Throw away your monitoring, it’s metrics that matter

Monitoring is not given the time and effort it deserves. Instead it’s seen as an afterthought, a tech debt item with very little importance. This is strange. Monitoring is quite literally the only way you’re going to know you have a problem with your system before your users/customers do. It’s your gateway to accurate scaling (Otherwise known as not giving your accounting team sudden and explosive heart failure with AWS Bills). It is in fact the only way you can measure the digital pulse of your system. Weirdly the opposite appears to be true of the more ‘business’ side of things. Sales figures, spending habits, expenses are all put through the wringer with many and varied people getting highly excited when a figure starts to trend up down, or in some cases, sideways. Not so in the cosy world of technology where it seems most people will slap in some state detection and call it a day. ‘Metrics?’ They sneer in surprised puzzlement ‘What on earth do we need those for?’. In the realm of startups, disrupters and early adopters, metrics are the new normal, but in the risk averse enterprise world it’s still not caught on.

Here’s the dirty little secret; metrics are the only way to ensure your service is a success.

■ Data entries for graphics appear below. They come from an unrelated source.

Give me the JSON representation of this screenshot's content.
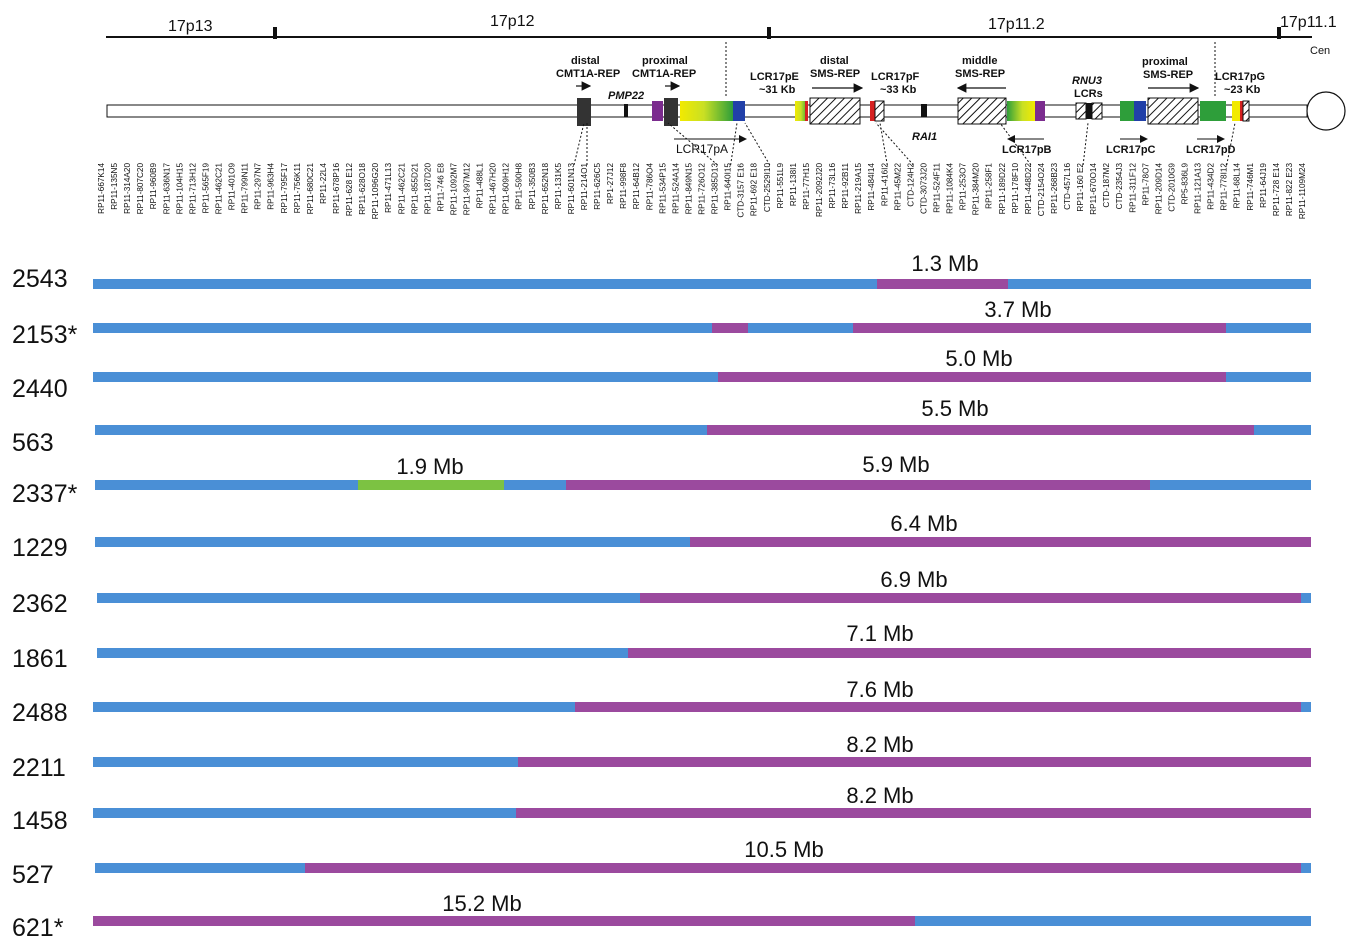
{
  "bands": [
    "17p13",
    "17p12",
    "17p11.2",
    "17p11.1"
  ],
  "centromere_label": "Cen",
  "regions": {
    "distal_cmt1a": [
      "distal",
      "CMT1A-REP"
    ],
    "proximal_cmt1a": [
      "proximal",
      "CMT1A-REP"
    ],
    "lcr17pe": [
      "LCR17pE",
      "~31 Kb"
    ],
    "distal_sms": [
      "distal",
      "SMS-REP"
    ],
    "lcr17pf": [
      "LCR17pF",
      "~33 Kb"
    ],
    "middle_sms": [
      "middle",
      "SMS-REP"
    ],
    "rnu3": [
      "RNU3",
      "LCRs"
    ],
    "proximal_sms": [
      "proximal",
      "SMS-REP"
    ],
    "lcr17pg": [
      "LCR17pG",
      "~23 Kb"
    ]
  },
  "genes": {
    "pmp22": "PMP22",
    "rai1": "RAI1"
  },
  "lcr_labels": {
    "pa": "LCR17pA",
    "pb": "LCR17pB",
    "pc": "LCR17pC",
    "pd": "LCR17pD"
  },
  "clones": [
    "RP11-667K14",
    "RP11-135N5",
    "RP11-314A20",
    "RP11-807C20",
    "RP11-960B9",
    "RP11-636N17",
    "RP11-104H15",
    "RP11-713H12",
    "RP11-565F19",
    "RP11-462C21",
    "RP11-401O9",
    "RP11-799N11",
    "RP11-297N7",
    "RP11-963H4",
    "RP11-795F17",
    "RP11-756K11",
    "RP11-680C21",
    "RP11-22L4",
    "RP11-678P16",
    "RP11-628 E12",
    "RP11-628O18",
    "RP11-1096G20",
    "RP11-471L13",
    "RP11-462C21",
    "RP11-855D21",
    "RP11-187D20",
    "RP11-746 E8",
    "RP11-1092M7",
    "RP11-997M12",
    "RP11-488L1",
    "RP11-467H20",
    "RP11-609H12",
    "RP11-590H8",
    "RP11-350B3",
    "RP11-652N18",
    "RP11-131K5",
    "RP11-601N13",
    "RP11-214O1",
    "RP11-626C5",
    "RP1-27J12",
    "RP11-998F8",
    "RP11-64B12",
    "RP11-786O4",
    "RP11-534P15",
    "RP11-524A14",
    "RP11-849N15",
    "RP11-726O12",
    "RP11-385D13",
    "RP11-640I15",
    "CTD-3157 E16",
    "RP11-692 E18",
    "CTD-2529I10",
    "RP11-551L9",
    "RP11-138I1",
    "RP11-77H15",
    "RP11-2092J20",
    "RP11-73L16",
    "RP11-92B11",
    "RP11-219A15",
    "RP11-484I14",
    "RP11-416I2",
    "RP11-45M22",
    "CTD-124H2",
    "CTD-3073J20",
    "RP11-524F11",
    "RP11-1084K4",
    "RP11-253O7",
    "RP11-384M20",
    "RP11-258F1",
    "RP11-189D22",
    "RP11-178F10",
    "RP11-448D22",
    "CTD-2154O24",
    "RP11-268B23",
    "CTD-457L16",
    "RP11-160 E2",
    "RP11-670O14",
    "CTD-187M2",
    "CTD-2354J3",
    "RP11-311F12",
    "RP11-78O7",
    "RP11-209D14",
    "CTD-2010G9",
    "RP5-836L9",
    "RP11-121A13",
    "RP11-434D2",
    "RP11-778I12",
    "RP11-68L14",
    "RP11-746M1",
    "RP11-64J19",
    "RP11-728 E14",
    "RP11-822 E23",
    "RP11-1109M24"
  ],
  "patients": [
    {
      "id": "2543",
      "size": "1.3 Mb"
    },
    {
      "id": "2153*",
      "size": "3.7 Mb"
    },
    {
      "id": "2440",
      "size": "5.0 Mb"
    },
    {
      "id": "563",
      "size": "5.5 Mb"
    },
    {
      "id": "2337*",
      "size": "5.9 Mb",
      "extra_size": "1.9 Mb"
    },
    {
      "id": "1229",
      "size": "6.4 Mb"
    },
    {
      "id": "2362",
      "size": "6.9 Mb"
    },
    {
      "id": "1861",
      "size": "7.1 Mb"
    },
    {
      "id": "2488",
      "size": "7.6 Mb"
    },
    {
      "id": "2211",
      "size": "8.2 Mb"
    },
    {
      "id": "1458",
      "size": "8.2 Mb"
    },
    {
      "id": "527",
      "size": "10.5 Mb"
    },
    {
      "id": "621*",
      "size": "15.2 Mb"
    }
  ],
  "colors": {
    "normal": "#4a8fd6",
    "deleted": "#9b4a9e",
    "second_deletion": "#7cc242",
    "lcr_green": "#2e9e3a",
    "lcr_yellow": "#f2ea00",
    "lcr_blue": "#2140a8",
    "lcr_purple": "#7b2c8e"
  }
}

It should be your only window into the state of your tech stack. Take state detection for an example; at it’s most basic, state detection is a metric, albeit a metric that simply fluctuates between 0 and 1 (Or False or True). That’s a metric. It can be charted, alerted on and interrogated. Changes to a file? Metric. CPU usage? Obvious metric. Systems such as Sensu and Icinga have recognized that metrics are important, but don’t make them front and center (yet). Instead the focus is still on state over metrics..

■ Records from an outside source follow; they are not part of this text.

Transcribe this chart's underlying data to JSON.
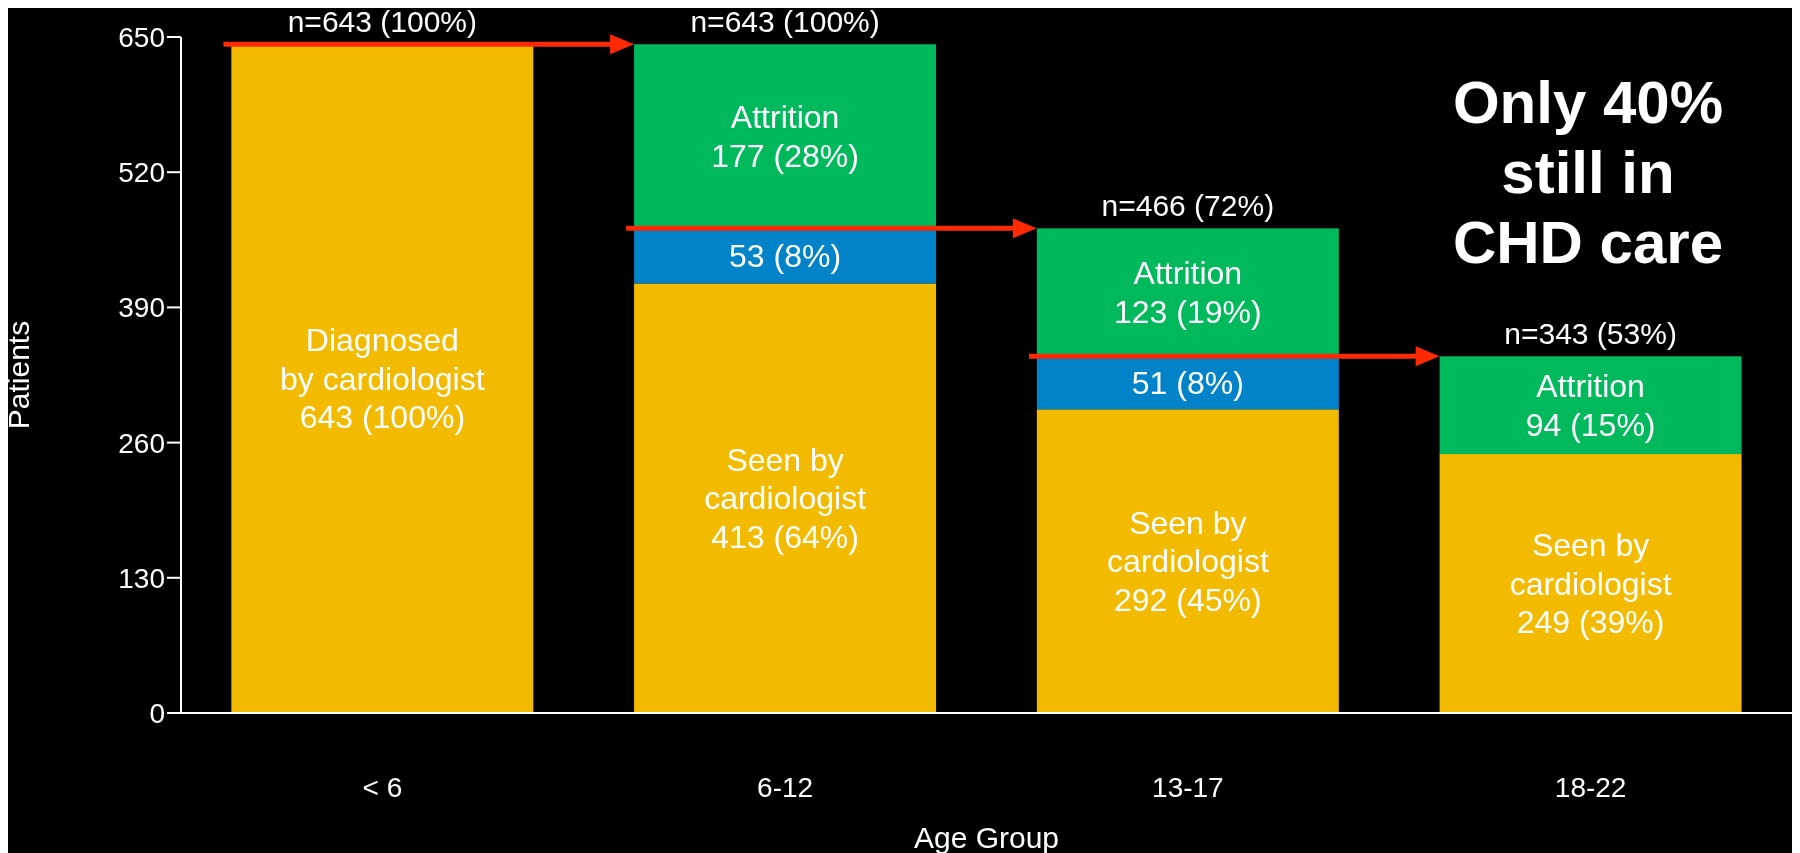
{
  "chart_data": {
    "type": "bar",
    "stacked": true,
    "xlabel": "Age Group",
    "ylabel": "Patients",
    "categories": [
      "< 6",
      "6-12",
      "13-17",
      "18-22"
    ],
    "series": [
      {
        "color": "#f2bb00",
        "values": [
          643,
          413,
          292,
          249
        ],
        "value_labels": [
          "Diagnosed\nby cardiologist\n643 (100%)",
          "Seen by\ncardiologist\n413 (64%)",
          "Seen by\ncardiologist\n292 (45%)",
          "Seen by\ncardiologist\n249 (39%)"
        ]
      },
      {
        "color": "#0083c9",
        "values": [
          null,
          53,
          51,
          null
        ],
        "value_labels": [
          null,
          "53 (8%)",
          "51 (8%)",
          null
        ]
      },
      {
        "color": "#00b95c",
        "values": [
          null,
          177,
          123,
          94
        ],
        "value_labels": [
          null,
          "Attrition\n177 (28%)",
          "Attrition\n123 (19%)",
          "Attrition\n94 (15%)"
        ]
      }
    ],
    "totals": [
      "n=643 (100%)",
      "n=643 (100%)",
      "n=466 (72%)",
      "n=343 (53%)"
    ],
    "ylim": [
      0,
      650
    ],
    "yticks": [
      0,
      130,
      260,
      390,
      520,
      650
    ],
    "grid": false,
    "legend": false,
    "annotations": [
      "Only 40%\nstill in\nCHD care"
    ]
  }
}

Screens (laptop/desktop) displaying metrics — Metrics are the only way to ensure your service is a success (Bitergia dashboards)

The need for measurable systems is slowly being realised among the more forward thinking techies. Most startups now use AWS and live and breath Cloud Watch for their monitoring. Cloud Watch is essentially just a Time Series database, so these folk are ahead of the curve; if they realise it or not, they’re already living the metrics dream. ‘Legacy’ or ‘Corporate’ systems on the other hand, not so much. I remember with a shudder some of the conversations I’ve had with clients, ranging from huge telecoms companies, through to finance that simply go with the state change bandwagon. In fact, in one spectacular case, the reply to ‘Do you have monitoring?’ Was a reflective pause, a grunt and ‘Well sure; we have customers who call when it goes wrong’. You can imagine the delicacy with which I chose my reply.

To be fair, tooling has lagged behind, but this is no longer an issue with, excellent tools such as InfluxDB, Elastic and even Splunk taking the time series bandwagon for a ride around the block. Again, when it comes to presenting data there is a wide and varied set of tools to choose from, ensuring that no matter how shiny you need that graph to be (And I notice the higher up the C levels you go the more inexplicably shiny people want to make them) there is a tool that can do it. With tooling solved, that leaves a perceived knowledge gap. Right now it’s a bafflingly coming pattern to find ‘monitoring teams’. These fine folk sit in remote locations tweaking esoteric tools into producing more and more irrelevant data and giving business the comfortable illusion of knowing what’s going on. I’m sure it was cold comfort to BA to know their systems were down, but it probably would have been more relevant to note that something more fundamental was wrong with the platform before a power outage triggered the issue. Interestingly, the skills already exist within development teams to enable this. Most teams have highly skilled QA or test engineers who know the intricacies of their systems in fundamentally detailed ways. The App developers can easily add additional monitoring points, and the DevOps engineers can give chapter and verse on monitoring the state of the app. Generally speaking, this knowledge is getting dusty in the brains of the app delivery teams because their ability to push new monitoring to an external team is limited.

A new movement is gaining pace that coalesces the practices and people that already preach this heady form of monitoring, and brings our test and QA colleagues into the team as key members. My fine colleague Richard Donovan has established the term MetOps – a nice mashup of of ‘Metrics’ And ‘Operations’. Metric led Operations would be more accurate, but MetLedOPs is a bit lengthy for today’s attention deficit. This would give us all an umbrella term to gather under. It’ll need to be one of those insanely big golf umbrellas as this is going to be huge. In part two we’ll examine how you can start to build MetOps into your team, and mine the knowledge that’s already hidden in the grey matter of your existing team.